Thats why Mercator is not a good projection even for comparing countries this way. Because for reasonably-sized countries, north and south are still distorted.
For an extreme example, try to lookup Chile and put it over Portugal, a similarly shaped country. Watch how Chile is vastly different whether you put its southern or its northern tip over Portugal.
On one hand Chile looks like it might be less than 10 times the size of Portugal, on the other hand it looks like it might be more than 20 times Portugal.
Maybe this explains why New Zealand looks like it has about as much land area as California even though California is actually about 60% larger than New Zealand.
There's no way to take the surface of a sphere and flatten it out into a rectangle without distorting it in some way. It's called 'projecting' from 3D to 2D.
The projection used for the underlying map here is the Mercator, which stretches everything near the poles. It makes Greenland look almost as big as Africa, which it is not. It's the most common projection, but it's awful for accurately visualising the whole world at once.
But the Mercator is actually a really good projection for stuff like Google Maps, because it keeps shape and direction (not scale) accurate all over the world. Say you zoom into Iceland and then Ecuador... OK you'll need a different zoom level to get to the same real-world scale (e.g. to get to 10 miles per inch you need to zoom in closer to Ecuador than Iceland) but who cares. What matters is that, in either location, north is pretty much straight up, east is right, south is down and west is left. And also, a 10 mile road going east–west will look about the same length as a 10 mile road going north–south.
Other projections don't have these qualities, but are better for keeping overall scale the same all over the map, making relative sizes of countries look more like what you get on a 3-D globe. But most people just use Mercator for everything.
The rotation code is actually done, you'll notice China is rotated when you first log on (as is the US just a little).
Creating sane UI for you to rotate countries yourselves (that works on top of google maps) is going to take us a while. But it's on the todo list after better State/Province data
The author of this tool should use history.replaceState instead of history.pushState. Otherwise the way the page saves state using the HTML5 History API makes it impossible to use the back button.
Except, this is the Mercator projection, which distorts the size of objects as latitude increases from the Equator[1], rendering the whole website pretty much useless.
Consider using something like the Gall–Peters projection[2]. It is interesting to compare continents at their true size.
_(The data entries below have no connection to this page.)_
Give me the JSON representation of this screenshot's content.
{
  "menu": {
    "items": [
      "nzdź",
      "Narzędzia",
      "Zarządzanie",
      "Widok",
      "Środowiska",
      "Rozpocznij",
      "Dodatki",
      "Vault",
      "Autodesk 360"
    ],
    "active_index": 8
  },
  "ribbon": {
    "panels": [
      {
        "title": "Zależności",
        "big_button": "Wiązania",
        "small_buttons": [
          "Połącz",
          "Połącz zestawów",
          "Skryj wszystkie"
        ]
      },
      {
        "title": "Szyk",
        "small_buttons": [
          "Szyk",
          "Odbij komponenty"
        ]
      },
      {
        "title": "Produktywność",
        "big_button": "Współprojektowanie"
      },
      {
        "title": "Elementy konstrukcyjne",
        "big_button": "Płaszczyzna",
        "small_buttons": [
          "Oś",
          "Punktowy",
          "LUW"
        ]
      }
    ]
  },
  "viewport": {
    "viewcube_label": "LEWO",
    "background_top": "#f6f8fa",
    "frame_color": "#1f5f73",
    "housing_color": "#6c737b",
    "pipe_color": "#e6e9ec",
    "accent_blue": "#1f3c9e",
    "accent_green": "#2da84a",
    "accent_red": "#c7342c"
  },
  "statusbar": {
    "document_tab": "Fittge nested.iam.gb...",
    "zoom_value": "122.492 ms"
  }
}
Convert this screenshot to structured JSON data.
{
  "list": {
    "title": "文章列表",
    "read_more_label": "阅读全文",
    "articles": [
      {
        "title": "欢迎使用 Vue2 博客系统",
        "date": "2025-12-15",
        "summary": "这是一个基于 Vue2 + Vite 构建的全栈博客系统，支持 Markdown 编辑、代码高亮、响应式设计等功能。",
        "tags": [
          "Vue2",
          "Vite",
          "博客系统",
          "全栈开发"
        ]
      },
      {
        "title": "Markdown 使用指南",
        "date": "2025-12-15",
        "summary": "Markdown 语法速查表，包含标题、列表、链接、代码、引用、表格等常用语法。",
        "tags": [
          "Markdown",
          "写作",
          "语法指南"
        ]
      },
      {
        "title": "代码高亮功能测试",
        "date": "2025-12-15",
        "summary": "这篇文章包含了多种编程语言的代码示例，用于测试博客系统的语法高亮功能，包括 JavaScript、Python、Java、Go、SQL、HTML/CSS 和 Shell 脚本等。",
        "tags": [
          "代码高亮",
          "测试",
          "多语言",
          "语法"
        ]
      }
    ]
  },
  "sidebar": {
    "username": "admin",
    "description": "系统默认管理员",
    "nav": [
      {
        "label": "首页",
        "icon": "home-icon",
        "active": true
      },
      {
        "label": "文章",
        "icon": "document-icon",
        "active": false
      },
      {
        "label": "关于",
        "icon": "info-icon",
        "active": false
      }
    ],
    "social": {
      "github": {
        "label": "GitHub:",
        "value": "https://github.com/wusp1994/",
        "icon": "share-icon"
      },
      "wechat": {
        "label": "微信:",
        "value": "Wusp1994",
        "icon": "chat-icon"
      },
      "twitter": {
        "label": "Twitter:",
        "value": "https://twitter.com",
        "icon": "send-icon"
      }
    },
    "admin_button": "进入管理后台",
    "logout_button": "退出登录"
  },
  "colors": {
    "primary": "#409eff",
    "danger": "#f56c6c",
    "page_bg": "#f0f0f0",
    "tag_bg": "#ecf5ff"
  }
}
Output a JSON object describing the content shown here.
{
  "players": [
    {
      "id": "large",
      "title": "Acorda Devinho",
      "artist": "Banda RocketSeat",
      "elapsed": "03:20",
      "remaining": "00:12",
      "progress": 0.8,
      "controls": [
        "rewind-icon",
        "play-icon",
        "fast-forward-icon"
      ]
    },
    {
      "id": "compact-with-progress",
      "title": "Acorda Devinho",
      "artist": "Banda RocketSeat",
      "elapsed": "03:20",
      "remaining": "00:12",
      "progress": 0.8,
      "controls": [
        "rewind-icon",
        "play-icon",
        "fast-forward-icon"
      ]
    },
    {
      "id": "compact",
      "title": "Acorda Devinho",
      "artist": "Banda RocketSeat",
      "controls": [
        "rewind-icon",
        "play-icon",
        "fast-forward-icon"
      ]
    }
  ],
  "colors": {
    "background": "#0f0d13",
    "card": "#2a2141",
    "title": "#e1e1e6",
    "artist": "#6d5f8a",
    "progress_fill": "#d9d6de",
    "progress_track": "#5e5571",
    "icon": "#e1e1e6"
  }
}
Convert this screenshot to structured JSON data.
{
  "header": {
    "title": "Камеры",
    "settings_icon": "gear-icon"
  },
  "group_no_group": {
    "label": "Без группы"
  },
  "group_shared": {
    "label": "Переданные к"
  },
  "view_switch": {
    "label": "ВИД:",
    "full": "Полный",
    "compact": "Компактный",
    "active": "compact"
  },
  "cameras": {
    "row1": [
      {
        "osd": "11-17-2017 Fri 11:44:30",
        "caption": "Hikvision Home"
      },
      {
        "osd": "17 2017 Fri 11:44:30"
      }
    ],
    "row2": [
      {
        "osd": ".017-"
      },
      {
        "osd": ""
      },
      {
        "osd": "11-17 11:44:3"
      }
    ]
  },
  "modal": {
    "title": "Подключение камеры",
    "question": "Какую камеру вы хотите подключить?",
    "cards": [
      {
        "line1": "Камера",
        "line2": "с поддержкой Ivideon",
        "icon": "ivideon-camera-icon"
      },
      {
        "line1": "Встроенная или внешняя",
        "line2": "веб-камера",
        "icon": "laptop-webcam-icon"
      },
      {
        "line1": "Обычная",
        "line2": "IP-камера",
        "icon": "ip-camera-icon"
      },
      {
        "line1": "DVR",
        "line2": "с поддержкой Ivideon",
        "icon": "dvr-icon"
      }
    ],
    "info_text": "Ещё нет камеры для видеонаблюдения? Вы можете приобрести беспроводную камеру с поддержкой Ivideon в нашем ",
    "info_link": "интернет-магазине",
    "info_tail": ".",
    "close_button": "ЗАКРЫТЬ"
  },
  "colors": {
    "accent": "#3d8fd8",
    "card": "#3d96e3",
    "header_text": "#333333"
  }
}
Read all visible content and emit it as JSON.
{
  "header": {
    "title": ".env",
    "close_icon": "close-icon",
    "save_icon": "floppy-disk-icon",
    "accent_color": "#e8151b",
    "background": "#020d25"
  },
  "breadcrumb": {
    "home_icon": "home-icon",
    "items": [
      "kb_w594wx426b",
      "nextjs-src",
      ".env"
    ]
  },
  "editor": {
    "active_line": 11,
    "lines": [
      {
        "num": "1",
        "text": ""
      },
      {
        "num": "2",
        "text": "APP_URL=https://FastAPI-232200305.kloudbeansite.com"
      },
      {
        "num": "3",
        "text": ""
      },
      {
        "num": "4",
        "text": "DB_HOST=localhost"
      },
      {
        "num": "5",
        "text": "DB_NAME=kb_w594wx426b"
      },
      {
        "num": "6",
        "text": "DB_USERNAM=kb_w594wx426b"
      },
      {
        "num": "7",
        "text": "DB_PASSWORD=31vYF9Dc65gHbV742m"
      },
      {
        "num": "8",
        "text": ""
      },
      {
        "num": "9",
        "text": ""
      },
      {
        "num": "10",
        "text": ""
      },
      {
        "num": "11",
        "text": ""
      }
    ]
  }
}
That's what I thought at first but if you search for a country then drag it around, it will change its size as you get closer to or further away from the equator so it takes the distortion into account. So maybe pointing out the distortion in the Mercator projection is part of the point?
Yeah, I took that as the whole point. You can overlay one country on another to see how they relate despite being at wildly varying latitudes on this projection. E.g pull Greenland down to India.
The country overlays change size as you move them north/south. Showing how the Mercator projection affects your perspective on country size is the whole point here.
The downvotes are likely because parent is giving the impression that they couldn't be bothered to spend 3 seconds finding out what's going on before commenting about it.
The point is that comparing shapes of different sizes still overly exaggerates the scale of the bigger one here. It does not allow for any kind of "true size" comparison.